Injuries have affected Detroit for most of the season: Reggie Jackson’s sprained ankle kept him out of 37 games, which disrupted the chemistry he and Drummond had developed. And the vaunted offense that we thought Stan Van Gundy had installed, with Drummond as the lynchpin, regressed quickly after the All-Star break. Before the interlude, the Pistons had a not-great-but-respectable unit that was scoring 104.6 points per 100 possessions, good for 19th in the league. Since the break, Detroit has dropped to 102.9 points per 100 possessions, 20th in the league. Eight of Detroit’s nine most-used lineups have a negative net rating, and their two most-used lineups since the break combine to produce minus-4.2 points per 100 possessions.

In a way, watching Tobias Harris run with the Clippers has provided a small glimpse into how the Pistons fell off the map and lost to teams like the Magic and Hawks.

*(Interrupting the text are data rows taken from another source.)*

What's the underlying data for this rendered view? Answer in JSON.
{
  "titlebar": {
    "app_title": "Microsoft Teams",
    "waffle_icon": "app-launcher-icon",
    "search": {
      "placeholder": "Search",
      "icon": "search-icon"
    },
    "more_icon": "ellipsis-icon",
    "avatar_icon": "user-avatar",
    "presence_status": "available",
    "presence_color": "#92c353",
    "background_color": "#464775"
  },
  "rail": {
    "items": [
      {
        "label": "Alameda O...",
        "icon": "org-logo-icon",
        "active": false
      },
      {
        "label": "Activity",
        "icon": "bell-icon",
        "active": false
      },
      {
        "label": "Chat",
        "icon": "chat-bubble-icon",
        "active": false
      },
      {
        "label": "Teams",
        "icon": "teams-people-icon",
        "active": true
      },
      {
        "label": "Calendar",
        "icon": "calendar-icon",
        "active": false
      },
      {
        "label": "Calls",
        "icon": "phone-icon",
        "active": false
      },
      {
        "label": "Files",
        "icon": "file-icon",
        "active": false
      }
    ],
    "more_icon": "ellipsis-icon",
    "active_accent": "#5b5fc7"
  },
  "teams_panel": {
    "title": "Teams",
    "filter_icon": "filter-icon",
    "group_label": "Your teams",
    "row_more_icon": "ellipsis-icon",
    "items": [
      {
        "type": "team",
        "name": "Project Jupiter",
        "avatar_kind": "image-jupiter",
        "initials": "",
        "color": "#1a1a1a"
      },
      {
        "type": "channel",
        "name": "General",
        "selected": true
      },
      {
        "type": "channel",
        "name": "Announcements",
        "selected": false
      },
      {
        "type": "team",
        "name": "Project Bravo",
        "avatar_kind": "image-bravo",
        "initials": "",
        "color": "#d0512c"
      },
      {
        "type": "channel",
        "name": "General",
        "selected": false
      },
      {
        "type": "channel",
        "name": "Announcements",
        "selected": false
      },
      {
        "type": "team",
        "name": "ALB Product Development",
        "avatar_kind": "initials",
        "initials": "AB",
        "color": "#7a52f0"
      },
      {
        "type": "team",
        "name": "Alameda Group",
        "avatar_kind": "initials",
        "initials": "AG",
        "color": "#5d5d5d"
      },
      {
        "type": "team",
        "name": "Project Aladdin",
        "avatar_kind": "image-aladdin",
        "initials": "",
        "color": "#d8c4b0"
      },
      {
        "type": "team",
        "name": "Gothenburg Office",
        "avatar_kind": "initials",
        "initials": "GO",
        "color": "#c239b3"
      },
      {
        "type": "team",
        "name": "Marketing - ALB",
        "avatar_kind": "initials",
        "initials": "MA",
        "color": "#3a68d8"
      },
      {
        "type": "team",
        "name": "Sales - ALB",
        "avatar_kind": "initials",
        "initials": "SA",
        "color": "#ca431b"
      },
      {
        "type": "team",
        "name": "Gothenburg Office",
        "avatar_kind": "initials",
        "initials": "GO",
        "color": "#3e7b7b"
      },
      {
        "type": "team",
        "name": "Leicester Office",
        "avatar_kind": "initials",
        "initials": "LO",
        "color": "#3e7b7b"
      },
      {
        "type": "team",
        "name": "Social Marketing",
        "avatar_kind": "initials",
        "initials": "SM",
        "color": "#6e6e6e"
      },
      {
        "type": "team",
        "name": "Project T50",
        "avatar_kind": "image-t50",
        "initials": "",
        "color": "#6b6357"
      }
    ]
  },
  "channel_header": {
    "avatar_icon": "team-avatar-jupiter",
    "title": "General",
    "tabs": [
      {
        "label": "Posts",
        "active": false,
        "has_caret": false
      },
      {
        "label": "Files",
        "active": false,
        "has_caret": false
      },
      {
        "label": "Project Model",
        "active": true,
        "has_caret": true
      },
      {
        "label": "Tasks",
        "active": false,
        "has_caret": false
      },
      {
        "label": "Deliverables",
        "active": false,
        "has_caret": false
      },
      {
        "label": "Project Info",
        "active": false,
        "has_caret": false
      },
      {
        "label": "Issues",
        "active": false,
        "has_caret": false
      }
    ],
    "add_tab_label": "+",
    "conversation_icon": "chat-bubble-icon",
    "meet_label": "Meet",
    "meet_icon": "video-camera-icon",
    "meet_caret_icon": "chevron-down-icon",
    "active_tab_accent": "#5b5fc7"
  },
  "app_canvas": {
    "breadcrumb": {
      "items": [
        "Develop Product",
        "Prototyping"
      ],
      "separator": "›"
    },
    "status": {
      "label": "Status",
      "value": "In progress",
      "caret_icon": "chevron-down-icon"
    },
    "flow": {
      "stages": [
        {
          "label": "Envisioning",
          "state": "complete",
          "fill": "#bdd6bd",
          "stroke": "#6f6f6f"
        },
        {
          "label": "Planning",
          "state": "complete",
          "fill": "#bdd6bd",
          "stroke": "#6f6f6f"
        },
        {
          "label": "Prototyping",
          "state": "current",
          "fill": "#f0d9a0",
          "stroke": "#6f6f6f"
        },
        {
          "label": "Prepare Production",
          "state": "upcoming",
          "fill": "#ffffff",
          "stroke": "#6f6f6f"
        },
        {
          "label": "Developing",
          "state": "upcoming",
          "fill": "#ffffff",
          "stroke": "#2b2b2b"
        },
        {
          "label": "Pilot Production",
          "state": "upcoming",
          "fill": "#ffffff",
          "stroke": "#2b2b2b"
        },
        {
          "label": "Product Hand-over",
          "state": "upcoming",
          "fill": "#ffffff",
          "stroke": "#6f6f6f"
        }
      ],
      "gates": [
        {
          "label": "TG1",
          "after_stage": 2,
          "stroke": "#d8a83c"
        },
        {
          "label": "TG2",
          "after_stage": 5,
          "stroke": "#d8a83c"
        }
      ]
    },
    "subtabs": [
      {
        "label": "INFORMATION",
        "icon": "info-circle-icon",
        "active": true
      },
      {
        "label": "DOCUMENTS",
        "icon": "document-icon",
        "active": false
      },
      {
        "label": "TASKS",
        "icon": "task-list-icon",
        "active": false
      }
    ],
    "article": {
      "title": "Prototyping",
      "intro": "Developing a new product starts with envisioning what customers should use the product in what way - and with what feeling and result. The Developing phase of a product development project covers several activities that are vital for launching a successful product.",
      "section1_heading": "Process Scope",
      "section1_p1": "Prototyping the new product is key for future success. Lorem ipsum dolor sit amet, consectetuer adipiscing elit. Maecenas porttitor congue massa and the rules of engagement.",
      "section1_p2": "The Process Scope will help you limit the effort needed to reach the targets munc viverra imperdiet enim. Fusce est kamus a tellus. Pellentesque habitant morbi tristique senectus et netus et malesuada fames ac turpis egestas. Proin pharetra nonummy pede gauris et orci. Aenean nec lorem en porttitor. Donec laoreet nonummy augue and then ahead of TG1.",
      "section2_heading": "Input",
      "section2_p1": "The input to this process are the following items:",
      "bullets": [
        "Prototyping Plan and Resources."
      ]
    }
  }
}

Harris was traded to L.A. as part of the Griffin package, and he’s continued to thrive alongside a new dynamic big man, DeAndre Jordan. Harris has improved in nearly every statistical category since moving to the Clippers, whereas Griffin has achieved an effective field goal percentage that’s nearly seven points lower than Harris’s since moving to Detroit.

It’s not all bad for the Pistons. Luke Kennard has shown flashes of shooting prowess (39.5 percent from 3) to give at least a little bit of credence to Van Gundy’s choice to pick him over, say, Donovan Mitchell. Stanley Johnson still can’t shoot consistently, but he improved his scoring slightly, and has displayed the defensive potential that made him a top-10 pick in 2015. Both are rotation players, if not tradable assets.

But the reality is that flashes of brilliance won’t cut it for a team with playoff expectations. But if the Pistons had squeaked into the playoffs, how seriously would we be taking them? And does sneaking in by half a game mean that the season was successful and that their moves were worth it?

Playoff appearances are a measure of success, especially for storied franchises like the Pistons. But when Detroit hired Van Gundy in 2014, it likely envisioned more than a fringe playoff appearance. And when the team traded for Griffin in January, it thought it would be getting at least that much.